É um regresso e em sentido contrário. 
Sebastião Antunes e a Quadrilha já tinham passado pela Esteira com a Cantiga da Burra aqui.

E se a Cantiga da Burra é de cariz nitidamente popular, tradicional e extrovertida, quer na letra quer nos arranjos musicais e a colaboração dos mirandeses Galandum Galundaina só reforçava ainda mais essa tradicionalidade portuguesa, o tema deste fim de semana cai quase no lado oposto.

Quando a Noite Já ia Serena - pertence ao álbum Com um abraço - é uma balada, com um forte pendor intimista e pessoal. E tal como a anterior música de Sebastião Antunes também aqui a participação da voz do caboverdiano Tito Paris reforça esse toque de introversão.

É difícil não nos identificarmos com a música para este fim de semana. Ela é sobre histórias e segredos que habitam em nós. Histórias que ficaram suspensas ou que acabaram cedo de mais, por vezes mal chegando a começar. Que não queremos que vejam a luz e a cor dos dias porque doem, porque ardem, queimam e são amargas. Todos nós temos histórias assim.
Mas no fundo ainda bem que elas existem. Pior que elas existirem, era talvez nunca terem existido.


Bom fim de semana :)





Tinha uma história que nunca contava, 
trazia um quarto fechado no olhar,
E uma viagem que planeava, 
mas não começava para nunca acabar.

Tinha um sorriso guardado em segredo,
mas não sorria para não o contar, 
tinha uma chave que fechava o medo,
nalgum arvoredo onde não queria entrar.

E quando a noite já ia serena,
disse-me a frase mais terna que ouvi:
Valeu a pena. Mesmo que o fim da história seja aqui.

E quando a noite já ia serena
disse-me a frase mais terna que ouvi:
Valeu a pena. Mesmo que o fim da história seja aqui.

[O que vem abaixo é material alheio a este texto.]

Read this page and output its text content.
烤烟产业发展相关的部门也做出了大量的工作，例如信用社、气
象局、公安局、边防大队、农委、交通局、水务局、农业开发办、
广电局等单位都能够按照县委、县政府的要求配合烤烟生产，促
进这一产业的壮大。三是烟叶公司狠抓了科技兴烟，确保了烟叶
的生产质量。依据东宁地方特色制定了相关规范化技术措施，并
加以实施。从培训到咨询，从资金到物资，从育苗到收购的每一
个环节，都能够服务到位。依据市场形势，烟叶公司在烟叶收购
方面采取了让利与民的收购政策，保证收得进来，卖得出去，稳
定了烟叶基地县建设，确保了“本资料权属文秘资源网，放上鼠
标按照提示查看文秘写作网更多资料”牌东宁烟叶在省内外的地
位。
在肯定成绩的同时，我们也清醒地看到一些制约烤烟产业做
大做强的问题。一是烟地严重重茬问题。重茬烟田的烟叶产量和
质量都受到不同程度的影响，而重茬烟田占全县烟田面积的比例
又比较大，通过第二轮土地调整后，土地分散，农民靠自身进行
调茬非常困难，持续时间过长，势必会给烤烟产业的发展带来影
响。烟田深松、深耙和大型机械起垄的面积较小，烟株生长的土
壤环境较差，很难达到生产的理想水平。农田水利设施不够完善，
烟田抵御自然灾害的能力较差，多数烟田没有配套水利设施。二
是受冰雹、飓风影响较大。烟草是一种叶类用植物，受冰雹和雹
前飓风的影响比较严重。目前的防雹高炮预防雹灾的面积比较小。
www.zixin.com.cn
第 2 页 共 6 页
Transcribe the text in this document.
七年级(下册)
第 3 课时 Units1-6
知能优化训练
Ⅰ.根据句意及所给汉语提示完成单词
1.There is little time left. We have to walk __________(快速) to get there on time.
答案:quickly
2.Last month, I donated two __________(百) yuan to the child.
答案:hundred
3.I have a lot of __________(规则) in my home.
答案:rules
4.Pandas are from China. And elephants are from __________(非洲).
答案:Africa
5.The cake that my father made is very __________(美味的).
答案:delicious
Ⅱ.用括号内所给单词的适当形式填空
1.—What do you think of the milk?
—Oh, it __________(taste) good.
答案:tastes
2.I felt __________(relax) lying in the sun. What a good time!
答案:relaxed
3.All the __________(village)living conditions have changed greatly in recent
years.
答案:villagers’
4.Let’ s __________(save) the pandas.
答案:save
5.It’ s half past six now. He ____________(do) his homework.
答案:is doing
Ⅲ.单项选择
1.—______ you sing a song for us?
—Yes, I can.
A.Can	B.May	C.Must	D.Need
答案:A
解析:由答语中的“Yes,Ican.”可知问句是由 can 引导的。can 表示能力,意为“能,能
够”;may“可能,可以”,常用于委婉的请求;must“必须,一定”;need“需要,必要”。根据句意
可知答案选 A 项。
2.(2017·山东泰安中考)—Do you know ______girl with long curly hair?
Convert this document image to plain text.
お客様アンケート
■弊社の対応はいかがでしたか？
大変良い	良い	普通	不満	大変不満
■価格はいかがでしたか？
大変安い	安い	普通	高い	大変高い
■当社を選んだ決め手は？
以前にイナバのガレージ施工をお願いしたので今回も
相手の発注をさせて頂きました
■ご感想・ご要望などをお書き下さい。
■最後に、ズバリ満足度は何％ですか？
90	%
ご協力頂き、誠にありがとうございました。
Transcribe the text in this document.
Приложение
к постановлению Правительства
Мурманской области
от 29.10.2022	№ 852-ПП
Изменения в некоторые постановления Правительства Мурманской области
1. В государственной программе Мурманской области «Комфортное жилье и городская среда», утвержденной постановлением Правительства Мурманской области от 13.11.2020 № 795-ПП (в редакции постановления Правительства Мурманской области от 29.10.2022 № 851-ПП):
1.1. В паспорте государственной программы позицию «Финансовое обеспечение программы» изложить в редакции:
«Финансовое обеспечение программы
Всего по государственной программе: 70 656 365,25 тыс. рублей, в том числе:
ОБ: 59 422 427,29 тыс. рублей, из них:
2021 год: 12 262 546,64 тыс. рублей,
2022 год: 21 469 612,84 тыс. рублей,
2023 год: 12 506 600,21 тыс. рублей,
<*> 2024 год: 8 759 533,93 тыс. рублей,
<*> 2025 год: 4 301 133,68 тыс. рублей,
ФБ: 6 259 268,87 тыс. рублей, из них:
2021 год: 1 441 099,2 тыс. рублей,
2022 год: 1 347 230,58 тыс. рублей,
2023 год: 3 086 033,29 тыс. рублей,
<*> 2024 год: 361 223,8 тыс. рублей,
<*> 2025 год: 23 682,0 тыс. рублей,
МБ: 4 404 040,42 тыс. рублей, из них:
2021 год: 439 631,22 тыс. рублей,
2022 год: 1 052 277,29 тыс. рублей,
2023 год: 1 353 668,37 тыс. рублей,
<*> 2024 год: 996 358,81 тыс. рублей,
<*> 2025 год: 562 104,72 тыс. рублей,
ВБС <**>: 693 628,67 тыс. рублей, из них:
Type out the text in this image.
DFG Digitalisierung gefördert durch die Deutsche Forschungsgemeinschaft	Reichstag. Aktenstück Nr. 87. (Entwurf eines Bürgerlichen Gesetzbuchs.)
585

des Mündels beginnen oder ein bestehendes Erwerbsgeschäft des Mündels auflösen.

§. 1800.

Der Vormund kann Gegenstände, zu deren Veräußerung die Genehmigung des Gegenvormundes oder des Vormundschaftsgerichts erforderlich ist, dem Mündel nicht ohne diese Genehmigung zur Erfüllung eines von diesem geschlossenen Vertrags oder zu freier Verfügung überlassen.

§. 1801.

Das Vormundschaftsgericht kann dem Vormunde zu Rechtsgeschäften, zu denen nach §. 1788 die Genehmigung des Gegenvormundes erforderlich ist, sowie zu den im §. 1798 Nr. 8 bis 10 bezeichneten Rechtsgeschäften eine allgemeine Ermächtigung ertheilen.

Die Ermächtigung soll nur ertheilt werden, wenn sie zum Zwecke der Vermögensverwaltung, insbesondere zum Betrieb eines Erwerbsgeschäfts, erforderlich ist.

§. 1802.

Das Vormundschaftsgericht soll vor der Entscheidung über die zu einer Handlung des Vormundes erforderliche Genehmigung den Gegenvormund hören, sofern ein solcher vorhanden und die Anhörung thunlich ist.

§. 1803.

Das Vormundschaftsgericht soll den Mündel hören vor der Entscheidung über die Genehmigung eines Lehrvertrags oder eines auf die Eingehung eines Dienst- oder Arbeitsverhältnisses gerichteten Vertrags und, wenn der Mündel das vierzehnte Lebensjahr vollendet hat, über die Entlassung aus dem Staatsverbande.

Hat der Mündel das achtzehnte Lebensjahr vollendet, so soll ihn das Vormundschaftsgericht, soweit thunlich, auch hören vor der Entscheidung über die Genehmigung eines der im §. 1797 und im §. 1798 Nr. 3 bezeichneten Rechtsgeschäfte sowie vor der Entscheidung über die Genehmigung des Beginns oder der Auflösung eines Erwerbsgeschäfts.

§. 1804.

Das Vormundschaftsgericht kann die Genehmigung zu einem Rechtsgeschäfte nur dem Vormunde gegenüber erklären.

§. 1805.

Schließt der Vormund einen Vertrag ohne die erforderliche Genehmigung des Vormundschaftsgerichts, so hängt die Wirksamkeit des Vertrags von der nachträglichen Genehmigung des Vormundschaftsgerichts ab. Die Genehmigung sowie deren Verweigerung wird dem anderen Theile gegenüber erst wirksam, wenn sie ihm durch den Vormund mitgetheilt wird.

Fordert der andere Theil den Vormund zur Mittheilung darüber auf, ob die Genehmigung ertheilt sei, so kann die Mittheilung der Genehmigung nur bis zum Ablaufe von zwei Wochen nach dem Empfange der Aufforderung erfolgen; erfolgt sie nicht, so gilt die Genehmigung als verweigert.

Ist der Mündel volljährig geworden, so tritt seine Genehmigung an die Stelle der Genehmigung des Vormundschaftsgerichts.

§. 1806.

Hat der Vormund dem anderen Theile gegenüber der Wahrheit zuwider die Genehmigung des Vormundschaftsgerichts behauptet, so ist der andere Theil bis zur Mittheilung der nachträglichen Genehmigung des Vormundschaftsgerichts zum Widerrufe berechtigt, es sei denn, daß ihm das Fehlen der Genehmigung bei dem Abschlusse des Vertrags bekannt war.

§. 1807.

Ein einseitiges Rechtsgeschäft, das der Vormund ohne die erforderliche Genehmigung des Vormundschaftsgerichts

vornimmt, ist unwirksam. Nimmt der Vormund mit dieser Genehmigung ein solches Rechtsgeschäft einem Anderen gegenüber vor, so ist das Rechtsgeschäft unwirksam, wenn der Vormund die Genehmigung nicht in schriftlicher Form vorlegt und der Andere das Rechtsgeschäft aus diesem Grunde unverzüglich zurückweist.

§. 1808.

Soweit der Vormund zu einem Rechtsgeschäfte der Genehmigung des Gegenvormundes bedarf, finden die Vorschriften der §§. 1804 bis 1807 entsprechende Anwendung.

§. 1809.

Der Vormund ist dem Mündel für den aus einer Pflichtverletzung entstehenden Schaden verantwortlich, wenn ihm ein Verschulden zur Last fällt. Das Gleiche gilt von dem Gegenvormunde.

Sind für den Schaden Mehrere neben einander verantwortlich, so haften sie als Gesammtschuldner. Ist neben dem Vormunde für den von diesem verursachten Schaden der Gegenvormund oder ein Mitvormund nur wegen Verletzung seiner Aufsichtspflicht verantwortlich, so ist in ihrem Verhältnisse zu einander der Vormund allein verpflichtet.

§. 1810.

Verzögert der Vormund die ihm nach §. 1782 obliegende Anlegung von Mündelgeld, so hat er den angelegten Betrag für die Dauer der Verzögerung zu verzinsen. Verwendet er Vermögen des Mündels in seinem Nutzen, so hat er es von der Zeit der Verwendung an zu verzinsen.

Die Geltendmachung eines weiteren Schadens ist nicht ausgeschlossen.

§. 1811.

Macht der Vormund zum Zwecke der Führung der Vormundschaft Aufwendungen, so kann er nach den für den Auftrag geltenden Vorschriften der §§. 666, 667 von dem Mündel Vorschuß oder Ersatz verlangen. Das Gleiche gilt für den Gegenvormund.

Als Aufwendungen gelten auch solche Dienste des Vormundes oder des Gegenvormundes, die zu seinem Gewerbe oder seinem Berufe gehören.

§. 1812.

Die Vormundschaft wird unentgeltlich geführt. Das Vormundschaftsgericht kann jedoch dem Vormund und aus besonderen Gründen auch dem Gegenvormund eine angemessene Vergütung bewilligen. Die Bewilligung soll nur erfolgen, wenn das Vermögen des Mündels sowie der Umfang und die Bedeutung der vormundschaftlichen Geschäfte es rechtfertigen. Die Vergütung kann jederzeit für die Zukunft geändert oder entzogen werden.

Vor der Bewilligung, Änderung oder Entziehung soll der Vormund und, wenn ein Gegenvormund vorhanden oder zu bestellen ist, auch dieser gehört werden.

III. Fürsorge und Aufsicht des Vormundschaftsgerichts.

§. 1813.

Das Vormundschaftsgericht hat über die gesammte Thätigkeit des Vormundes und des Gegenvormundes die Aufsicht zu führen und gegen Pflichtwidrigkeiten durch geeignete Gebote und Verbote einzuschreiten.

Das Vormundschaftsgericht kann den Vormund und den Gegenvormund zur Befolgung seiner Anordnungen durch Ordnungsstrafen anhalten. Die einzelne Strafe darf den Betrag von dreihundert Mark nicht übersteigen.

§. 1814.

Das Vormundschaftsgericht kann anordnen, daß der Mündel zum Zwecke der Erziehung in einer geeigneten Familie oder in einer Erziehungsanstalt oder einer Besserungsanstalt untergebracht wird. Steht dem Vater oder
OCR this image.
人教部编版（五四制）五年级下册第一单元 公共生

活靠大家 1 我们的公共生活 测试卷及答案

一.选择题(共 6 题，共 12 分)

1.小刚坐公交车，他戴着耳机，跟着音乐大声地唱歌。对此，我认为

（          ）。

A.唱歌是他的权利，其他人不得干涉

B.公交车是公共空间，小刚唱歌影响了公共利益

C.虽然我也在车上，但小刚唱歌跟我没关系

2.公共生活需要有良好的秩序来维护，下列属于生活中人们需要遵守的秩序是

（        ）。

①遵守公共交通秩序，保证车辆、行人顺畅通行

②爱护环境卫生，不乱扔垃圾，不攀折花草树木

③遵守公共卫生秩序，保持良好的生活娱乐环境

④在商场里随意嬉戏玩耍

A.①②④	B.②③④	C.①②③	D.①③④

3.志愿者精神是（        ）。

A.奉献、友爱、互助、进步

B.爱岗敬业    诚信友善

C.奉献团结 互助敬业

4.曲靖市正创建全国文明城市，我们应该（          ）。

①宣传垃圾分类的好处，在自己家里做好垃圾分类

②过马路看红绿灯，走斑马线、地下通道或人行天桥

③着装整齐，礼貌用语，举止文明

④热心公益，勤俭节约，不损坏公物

Tinha uma nuvem da cor do mistério,
tinha palavras da cor do saber, 
tinha vontades de brincar a sério, 
mudar de hemisfério para não se perder.

Tinha lembrança da cor do poente, 
tinha o poente inteiro no falar, 
guardava o sol no esconderijo ardente,
tão quente, tão quente, já quase queimar.

E quando a noite já ia serena
disse-me a frase mais terna que ouvi:
Valeu a pena. Mesmo que o fim da história seja aqui.

E quando a noite já ia serena
disse-me a frase mais terna que ouvi:
Valeu a pena. Mesmo que o fim da história seja aqui.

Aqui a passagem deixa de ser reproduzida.